Другой альтернативой эссенциалистской географии стала фрагментарная география [3], связанная, в отличие от конструктивистских подходов и интерпретаций, сфокусированных на изучении формирования и воображения пространства, с его разрушением, деконструкцией, вытеснением из сложившихся идентичностей, заменой новыми проектами с иными географическими и пространственными ориентирами. В подобной ситуации возникают и качественно новые условия для анализа политической составляющей географического пространства, что связано, например, с растущей популярностью энергетических сюжетов [21] — изучение географических, политических и экономических факторов в распределении ресурсов в современном мире. Именно поэтому старая, классическая эссенциалистская география постепенно уступила место новым формам эпистемологии [22] и научного познания — интерпретациям, основанным на неэссенциалистском понимании как идентичности, так и пространства.

В подобной ситуации и пространства, и идентичности стали вторичными явлениями в контексте доминирующего и конструирующего их воображения. Кроме этого, 2000-е гг. в развитии североамериканской географии отмечены ростом числа междисциплинарных работ, посвященных межкультурному синтезу в североамериканском пространстве [97], картированию государств и регионов, их открытию, нанесению на разного рода карты (как чисто географические, так и в большей степени воображаемые — ментальные [54]), связи географического, политического и национального воображения на уровне как отдельных стран (США, Канада), так и их регионов (штаты и провинции [88]). Если в той географии, которую условно можно определить как классическую, географ имел дело с теми или иными физическими объектами пространства, имевшими четкую локализацию, то в рамках новой географии стали заметны тенденции к «дислокации» [11, 12], дрейфу объекта из физического пространства в сферу коллективных представлений о нем в рамках того или иного сообщества.

Социальная и экономическая география

В целом, на современном этапе культурная география представлена целым комплексом близких направлений. Исследования о воображаемой / воображенной географии [81] оказались в рамках западного научного сообщества весьма востребованными. Особую роль в анализе стали играть не географические методы, например, концептуализация отношений между пространством и протекающими в нем социальными, политическими и экономическими отношениями [11, 20]. Дислокация или displacing [37] в современной американской географии стала в значительной степени универсальным методом, который используется для изучения и интерпретации размывания связи объекта и пространства в условиях глобализации, культурной и расовой гибридизации.

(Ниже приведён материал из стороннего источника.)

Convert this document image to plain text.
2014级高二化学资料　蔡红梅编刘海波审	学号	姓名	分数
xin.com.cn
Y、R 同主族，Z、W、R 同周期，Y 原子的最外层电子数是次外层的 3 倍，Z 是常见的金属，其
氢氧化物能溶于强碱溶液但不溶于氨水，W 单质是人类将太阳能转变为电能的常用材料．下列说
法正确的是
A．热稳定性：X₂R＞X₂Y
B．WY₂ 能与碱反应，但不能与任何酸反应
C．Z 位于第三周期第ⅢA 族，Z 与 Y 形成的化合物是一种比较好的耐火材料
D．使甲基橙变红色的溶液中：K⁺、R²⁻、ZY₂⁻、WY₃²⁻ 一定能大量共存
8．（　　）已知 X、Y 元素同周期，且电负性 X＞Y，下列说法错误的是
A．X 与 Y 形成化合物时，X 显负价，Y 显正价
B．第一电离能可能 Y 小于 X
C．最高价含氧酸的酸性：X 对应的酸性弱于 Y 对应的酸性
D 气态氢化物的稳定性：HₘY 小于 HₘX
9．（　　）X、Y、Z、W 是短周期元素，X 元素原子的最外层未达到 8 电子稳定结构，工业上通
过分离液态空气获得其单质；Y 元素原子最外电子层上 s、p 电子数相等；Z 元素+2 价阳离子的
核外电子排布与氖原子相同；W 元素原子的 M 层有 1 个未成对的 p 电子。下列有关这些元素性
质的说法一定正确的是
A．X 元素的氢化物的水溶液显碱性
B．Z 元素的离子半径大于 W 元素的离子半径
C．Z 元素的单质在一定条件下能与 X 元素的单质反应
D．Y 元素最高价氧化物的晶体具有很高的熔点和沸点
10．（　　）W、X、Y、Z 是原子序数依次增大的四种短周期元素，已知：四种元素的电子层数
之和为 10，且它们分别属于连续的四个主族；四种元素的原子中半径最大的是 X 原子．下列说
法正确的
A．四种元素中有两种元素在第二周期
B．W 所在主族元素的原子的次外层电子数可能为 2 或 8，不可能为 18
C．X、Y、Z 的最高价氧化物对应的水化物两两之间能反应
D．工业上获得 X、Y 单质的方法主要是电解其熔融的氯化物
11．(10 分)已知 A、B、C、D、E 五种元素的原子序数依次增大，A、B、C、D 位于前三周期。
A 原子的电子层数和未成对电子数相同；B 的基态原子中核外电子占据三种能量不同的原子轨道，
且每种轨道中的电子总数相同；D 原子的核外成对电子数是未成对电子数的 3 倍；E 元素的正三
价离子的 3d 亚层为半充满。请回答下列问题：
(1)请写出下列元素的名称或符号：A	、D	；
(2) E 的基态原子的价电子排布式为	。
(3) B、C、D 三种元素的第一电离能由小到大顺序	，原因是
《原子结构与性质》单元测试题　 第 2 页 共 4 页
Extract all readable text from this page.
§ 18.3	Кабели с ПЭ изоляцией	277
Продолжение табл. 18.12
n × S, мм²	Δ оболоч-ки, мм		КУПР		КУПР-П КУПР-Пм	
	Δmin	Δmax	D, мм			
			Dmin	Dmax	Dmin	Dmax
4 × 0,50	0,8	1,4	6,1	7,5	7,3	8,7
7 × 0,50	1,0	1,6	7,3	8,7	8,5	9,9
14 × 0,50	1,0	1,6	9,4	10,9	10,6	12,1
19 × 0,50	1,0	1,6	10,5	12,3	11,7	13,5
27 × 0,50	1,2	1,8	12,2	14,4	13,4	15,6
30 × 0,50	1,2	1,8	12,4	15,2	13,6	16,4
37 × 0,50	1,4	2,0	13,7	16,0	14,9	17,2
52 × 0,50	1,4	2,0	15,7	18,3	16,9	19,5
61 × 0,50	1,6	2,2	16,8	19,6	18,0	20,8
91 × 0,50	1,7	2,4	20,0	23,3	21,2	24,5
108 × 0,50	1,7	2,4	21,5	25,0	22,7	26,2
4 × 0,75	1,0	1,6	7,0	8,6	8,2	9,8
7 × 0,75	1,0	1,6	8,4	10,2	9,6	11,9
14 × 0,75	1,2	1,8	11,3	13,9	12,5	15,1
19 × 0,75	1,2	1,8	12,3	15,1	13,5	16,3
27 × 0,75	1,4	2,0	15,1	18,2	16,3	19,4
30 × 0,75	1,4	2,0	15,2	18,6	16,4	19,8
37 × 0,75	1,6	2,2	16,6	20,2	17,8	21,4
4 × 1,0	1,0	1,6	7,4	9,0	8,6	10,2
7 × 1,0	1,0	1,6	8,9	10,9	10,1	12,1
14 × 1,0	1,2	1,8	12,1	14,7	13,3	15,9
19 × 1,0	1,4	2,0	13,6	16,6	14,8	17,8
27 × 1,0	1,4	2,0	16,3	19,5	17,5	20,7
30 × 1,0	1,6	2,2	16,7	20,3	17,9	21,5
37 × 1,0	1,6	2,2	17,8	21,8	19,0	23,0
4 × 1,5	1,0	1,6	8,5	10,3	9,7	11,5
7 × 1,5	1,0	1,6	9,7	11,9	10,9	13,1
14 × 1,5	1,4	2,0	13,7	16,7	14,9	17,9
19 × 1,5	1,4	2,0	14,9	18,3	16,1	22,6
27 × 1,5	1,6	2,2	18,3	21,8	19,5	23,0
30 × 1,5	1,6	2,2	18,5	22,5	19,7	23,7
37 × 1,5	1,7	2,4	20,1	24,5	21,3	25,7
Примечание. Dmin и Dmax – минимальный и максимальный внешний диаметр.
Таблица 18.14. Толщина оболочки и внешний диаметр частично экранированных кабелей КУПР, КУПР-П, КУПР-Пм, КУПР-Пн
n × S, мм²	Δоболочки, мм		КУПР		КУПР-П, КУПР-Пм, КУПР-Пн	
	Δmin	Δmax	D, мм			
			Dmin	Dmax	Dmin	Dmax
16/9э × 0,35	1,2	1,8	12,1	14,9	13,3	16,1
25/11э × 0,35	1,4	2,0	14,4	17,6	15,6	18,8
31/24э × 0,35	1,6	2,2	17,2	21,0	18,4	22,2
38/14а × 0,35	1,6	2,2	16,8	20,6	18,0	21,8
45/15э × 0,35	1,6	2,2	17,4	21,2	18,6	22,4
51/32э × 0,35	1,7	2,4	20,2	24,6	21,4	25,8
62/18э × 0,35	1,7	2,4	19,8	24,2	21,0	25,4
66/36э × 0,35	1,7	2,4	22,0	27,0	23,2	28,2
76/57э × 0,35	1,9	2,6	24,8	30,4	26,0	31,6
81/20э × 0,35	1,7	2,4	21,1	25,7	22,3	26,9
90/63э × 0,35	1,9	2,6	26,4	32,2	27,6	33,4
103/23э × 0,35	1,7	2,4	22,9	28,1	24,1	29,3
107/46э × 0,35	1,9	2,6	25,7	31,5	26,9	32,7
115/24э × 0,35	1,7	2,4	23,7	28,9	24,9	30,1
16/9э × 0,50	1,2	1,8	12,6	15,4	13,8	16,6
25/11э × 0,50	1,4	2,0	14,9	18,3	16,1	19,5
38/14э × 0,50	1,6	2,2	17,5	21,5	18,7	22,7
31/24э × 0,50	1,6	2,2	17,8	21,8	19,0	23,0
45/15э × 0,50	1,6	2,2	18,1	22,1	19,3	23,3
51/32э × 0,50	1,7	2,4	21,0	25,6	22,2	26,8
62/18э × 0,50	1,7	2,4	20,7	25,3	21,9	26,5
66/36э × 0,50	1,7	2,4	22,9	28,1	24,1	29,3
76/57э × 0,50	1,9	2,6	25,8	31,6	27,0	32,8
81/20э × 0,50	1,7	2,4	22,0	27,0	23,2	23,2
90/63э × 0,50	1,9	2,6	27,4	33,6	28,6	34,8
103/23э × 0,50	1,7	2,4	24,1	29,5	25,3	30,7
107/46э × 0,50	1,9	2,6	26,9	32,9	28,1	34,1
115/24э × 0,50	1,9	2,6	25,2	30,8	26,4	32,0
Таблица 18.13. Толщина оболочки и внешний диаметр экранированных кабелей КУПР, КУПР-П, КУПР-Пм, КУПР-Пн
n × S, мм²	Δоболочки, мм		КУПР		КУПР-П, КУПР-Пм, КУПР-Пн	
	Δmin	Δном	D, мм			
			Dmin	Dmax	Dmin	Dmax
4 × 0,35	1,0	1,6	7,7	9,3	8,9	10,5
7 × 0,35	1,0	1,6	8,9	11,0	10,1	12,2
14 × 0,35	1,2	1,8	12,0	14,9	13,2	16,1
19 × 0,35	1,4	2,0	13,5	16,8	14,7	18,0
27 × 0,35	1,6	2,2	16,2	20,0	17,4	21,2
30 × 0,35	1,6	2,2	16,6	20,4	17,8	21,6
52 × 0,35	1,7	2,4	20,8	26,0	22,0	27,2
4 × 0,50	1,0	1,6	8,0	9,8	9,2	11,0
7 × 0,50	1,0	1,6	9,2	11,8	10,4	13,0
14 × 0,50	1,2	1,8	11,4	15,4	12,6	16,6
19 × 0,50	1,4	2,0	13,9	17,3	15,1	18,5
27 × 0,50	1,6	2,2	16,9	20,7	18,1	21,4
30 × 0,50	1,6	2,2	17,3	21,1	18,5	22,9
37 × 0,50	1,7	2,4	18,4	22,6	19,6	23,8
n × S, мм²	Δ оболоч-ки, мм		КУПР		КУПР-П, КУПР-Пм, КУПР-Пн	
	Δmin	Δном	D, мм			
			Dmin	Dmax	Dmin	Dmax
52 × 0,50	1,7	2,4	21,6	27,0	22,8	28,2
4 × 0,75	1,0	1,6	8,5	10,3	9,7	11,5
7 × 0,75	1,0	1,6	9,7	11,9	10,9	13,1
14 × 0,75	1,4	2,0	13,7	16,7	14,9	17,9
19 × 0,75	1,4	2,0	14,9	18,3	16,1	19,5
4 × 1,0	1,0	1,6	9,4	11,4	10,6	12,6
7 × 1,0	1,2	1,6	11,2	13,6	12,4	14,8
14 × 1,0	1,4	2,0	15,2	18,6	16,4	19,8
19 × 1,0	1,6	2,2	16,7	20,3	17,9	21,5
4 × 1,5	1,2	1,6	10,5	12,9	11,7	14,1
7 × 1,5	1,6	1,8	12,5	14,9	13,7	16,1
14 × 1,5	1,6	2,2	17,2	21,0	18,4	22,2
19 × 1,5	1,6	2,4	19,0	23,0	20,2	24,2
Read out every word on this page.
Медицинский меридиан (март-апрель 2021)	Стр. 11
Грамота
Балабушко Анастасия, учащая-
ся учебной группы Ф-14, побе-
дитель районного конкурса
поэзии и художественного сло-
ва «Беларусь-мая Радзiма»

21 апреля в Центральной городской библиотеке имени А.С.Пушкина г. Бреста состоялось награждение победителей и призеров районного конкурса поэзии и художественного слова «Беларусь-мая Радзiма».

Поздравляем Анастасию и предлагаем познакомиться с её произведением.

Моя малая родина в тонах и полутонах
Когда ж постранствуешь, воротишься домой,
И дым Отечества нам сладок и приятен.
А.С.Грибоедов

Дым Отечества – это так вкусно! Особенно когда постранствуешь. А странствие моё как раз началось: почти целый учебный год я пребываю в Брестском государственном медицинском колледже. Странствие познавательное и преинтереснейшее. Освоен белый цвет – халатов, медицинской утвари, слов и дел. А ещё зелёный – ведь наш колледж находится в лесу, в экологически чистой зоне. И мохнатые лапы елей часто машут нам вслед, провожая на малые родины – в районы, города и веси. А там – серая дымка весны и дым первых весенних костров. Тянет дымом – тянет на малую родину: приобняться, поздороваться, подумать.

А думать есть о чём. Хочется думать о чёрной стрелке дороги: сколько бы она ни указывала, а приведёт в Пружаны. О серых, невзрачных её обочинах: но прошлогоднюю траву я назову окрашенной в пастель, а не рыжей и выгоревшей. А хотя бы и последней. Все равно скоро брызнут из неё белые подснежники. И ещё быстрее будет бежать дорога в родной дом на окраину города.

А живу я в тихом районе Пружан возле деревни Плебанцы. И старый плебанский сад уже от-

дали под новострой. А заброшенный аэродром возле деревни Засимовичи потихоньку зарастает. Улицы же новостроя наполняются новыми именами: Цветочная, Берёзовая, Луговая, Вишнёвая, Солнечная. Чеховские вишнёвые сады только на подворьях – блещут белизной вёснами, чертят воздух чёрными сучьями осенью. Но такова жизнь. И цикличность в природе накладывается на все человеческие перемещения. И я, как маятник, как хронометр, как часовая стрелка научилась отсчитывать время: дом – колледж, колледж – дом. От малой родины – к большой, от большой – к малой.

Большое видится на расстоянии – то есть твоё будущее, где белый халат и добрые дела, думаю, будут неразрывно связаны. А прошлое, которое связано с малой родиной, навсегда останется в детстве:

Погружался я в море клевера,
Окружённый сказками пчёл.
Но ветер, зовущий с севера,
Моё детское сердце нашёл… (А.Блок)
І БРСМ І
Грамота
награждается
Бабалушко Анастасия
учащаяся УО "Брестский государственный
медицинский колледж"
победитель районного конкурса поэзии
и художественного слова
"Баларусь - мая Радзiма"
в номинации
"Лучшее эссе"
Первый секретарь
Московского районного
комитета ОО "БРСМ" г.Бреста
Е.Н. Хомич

Явление дислокации было связано с попытками интеллектуалов осмыслить не географическое, а культурное расположение стран современного мира. Поэтому, анализируя эти проблемы, в центре внимания западного географического сообщества оказались проблемы центра и периферии, Востока и Запада, Севера и Юга как не географических, а преимущественно политически и культурно воображенных категорий. В подобной ситуации, в условиях нарастающей глобализации и размывания культурных границ [9], изменилось и предназначение географии, которая взяла на себя определенные функции социальных и гуманитарных наук, начав интерпретировать пространство не как физическое явление, но как совокупность культурных, социальных, экономических и политических процессов. На смену физической географии пришли другие географии, которые не вписываются в старую систему координат традиционной науки.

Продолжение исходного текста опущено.